Douglas A. McIntyre is the co-founder, chief executive officer and editor in chief of 24/7 Wall St. and 24/7 Tempo. He has held these jobs since 2006.

McIntyre has written thousands of articles for 24/7 Wall St. He is an expert on corporate finance, the automotive industry, media companies and international finance. He has edited articles on national demographics, sports, personal income and travel.

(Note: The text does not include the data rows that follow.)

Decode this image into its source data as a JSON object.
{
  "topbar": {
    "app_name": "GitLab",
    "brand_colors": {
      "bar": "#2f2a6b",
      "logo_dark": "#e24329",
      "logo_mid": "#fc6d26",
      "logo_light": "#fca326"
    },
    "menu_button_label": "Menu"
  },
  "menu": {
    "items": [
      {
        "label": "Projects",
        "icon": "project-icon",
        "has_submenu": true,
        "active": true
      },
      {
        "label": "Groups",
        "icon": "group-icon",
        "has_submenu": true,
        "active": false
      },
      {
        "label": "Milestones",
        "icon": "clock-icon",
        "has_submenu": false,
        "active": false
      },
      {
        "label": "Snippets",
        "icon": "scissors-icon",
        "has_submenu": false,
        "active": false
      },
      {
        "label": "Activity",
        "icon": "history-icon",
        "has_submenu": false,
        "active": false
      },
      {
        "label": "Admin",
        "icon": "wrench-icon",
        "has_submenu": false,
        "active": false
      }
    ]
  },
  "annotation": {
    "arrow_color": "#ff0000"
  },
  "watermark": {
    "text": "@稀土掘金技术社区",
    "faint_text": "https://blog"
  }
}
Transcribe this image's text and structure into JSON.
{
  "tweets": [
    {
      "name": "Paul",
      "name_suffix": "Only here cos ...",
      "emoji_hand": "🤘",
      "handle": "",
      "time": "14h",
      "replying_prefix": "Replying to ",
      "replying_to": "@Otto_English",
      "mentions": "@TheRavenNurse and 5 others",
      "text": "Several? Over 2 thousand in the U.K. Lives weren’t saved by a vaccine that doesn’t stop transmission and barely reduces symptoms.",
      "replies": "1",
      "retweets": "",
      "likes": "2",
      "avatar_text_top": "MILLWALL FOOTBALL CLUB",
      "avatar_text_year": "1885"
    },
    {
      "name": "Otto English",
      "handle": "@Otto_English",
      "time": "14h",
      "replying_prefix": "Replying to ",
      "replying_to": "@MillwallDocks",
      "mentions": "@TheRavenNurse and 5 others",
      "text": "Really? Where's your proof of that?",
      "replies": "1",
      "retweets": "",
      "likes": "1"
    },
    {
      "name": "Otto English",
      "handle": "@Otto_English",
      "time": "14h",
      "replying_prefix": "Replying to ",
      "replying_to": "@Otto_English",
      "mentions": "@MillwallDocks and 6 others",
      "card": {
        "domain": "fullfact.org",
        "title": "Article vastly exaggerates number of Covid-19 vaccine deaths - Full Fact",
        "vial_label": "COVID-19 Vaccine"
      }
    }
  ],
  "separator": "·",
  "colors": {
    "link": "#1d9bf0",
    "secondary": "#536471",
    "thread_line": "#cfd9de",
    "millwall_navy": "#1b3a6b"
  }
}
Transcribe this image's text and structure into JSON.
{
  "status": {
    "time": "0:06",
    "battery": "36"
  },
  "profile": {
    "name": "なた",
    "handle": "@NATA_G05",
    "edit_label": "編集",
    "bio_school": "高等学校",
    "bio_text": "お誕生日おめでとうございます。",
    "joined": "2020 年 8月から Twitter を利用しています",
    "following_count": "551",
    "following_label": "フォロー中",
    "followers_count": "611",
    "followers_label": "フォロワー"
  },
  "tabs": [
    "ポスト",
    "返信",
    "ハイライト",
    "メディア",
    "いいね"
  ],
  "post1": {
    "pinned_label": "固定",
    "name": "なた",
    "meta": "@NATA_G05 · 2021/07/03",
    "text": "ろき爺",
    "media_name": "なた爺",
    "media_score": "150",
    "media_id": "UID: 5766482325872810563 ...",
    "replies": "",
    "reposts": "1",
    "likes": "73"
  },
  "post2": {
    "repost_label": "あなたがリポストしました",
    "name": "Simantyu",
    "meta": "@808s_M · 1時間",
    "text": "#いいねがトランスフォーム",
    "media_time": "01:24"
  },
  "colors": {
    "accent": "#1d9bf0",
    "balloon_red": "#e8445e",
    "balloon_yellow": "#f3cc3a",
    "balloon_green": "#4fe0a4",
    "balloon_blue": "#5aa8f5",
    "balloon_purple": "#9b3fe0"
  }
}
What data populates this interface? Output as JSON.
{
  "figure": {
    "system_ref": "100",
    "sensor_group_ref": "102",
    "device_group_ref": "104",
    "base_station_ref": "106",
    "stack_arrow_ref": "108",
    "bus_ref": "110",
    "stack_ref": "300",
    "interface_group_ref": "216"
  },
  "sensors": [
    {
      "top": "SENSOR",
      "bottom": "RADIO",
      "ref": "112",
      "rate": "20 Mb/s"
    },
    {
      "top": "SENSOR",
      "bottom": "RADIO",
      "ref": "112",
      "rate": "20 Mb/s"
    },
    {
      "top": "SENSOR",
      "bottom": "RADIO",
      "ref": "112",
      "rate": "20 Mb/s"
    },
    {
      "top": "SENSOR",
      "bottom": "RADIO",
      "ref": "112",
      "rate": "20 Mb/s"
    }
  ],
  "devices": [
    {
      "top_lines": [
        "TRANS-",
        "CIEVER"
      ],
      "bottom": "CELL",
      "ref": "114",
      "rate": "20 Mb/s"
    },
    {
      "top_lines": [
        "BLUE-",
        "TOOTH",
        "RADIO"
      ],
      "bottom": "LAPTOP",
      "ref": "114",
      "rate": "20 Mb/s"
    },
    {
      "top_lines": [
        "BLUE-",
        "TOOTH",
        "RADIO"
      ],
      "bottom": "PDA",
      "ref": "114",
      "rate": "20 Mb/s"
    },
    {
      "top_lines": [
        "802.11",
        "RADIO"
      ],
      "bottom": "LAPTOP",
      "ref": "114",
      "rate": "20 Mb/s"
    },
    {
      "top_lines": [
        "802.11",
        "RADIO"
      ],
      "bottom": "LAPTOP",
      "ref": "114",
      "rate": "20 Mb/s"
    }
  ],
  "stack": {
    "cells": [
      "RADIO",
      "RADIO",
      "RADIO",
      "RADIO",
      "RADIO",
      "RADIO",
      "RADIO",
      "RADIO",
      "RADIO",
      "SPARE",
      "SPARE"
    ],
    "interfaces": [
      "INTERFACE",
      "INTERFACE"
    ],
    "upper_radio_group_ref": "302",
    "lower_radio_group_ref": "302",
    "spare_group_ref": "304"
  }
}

His work has been quoted or mentioned in The New York Times, The Wall Street Journal, Los Angeles Times, The Washington Post, NBC News, Time, The New Yorker, HuffPost USA Today, Business Insider, Yahoo, AOL, MarketWatch, The Atlantic, Bloomberg, New York Post, Chicago Tribune, Forbes, The Guardian and many other major publications. McIntyre has been a guest on CNBC, the BBC and television and radio stations across the country.

A magna cum laude graduate of Harvard College, McIntyre also was president of The Harvard Advocate. Founded in 1866, the Advocate is the oldest college publication in the United States.

TheStreet.com, Comps.com and Edgar Online are some of the public companies for which McIntyre served on the board of directors. He was a Vicinity Corporation board member when the company was sold to Microsoft in 2002. He served on the audit committees of some of these companies.

McIntyre has been the CEO of FutureSource, a provider of trading terminals and news to commodities and futures traders. He was president of Switchboard, the online phone directory company. He served as chairman and CEO of On2 Technologies, the video compression company that provided video compression software for Adobe’s Flash. Google bought On2 in 2009.